Гм, это еще предстоит, надо задержаться здесь дольше, а то пропущу самое интересное...
Я придвинулся ближе, чтобы рассмотреть, как на деревянную колоду ложится обнаженная женщина. Я узнал: сама мадам ля Вуазен, ноги широко раздвинула так, что влагалище выглядит, как вход в туннель под Ла-Маншем. Козломордый «Сатана» приблизился с пародируемой торжественностью, ему услужливо подали по черной свече. Он харканул на каждую и дал их в раскинутые руки ля Вуазен.
Насколько я помнил, такие свечи полагается делать из жира некрещеных детей, но, возможно, эти слухи усиленно распускает сама церковь, чтобы народ спешил крестить младенцев, в этом мире сразу всё и не поймешь. «Сатана» приблизился с другой стороны и поставил на живот ля Вуазен деревянную чашу с какой-то жидкостью. Если память не изменяет, там должна быть моча или кровь продажной девки, которую перед этим поимело как можно больше простого народа, желательно — грязного и пьяного.
Я ждал, когда же начнется свальный грех, на такое и посмотреть любопытно, да и поучаствовать можно, ведь хоть балахон придется сбросить, но маска останется, но «Сатана» долго раздавал всем гостии, это такие просвирки или облатки, а потом те начали поочередно подходить к ля Вуазен и макать их ей куда-то между ногами. Не рассмотрел, может — в жопу.

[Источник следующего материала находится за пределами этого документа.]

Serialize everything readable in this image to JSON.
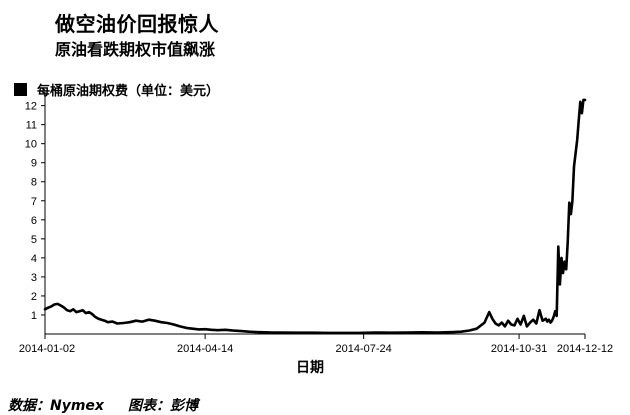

Мои пальцы замерли, я снова натянул балахон. Что-то не всё здесь ндравится, не всё... «Сатане» подали молитвенник, он перевернул и начал читать задом наперед, при этом матерился и время от времени хватался за гениталии, и без того уже весьма надутые кровью. Остальные ликующе сквернословили, как малые дети, оставшиеся без присмотра родителей, плевали на распятие, делали непристойные жесты, ну совсем как школьники на перемене или служащие в японском офисе, где в отдельной комнате можно побить чучело босса.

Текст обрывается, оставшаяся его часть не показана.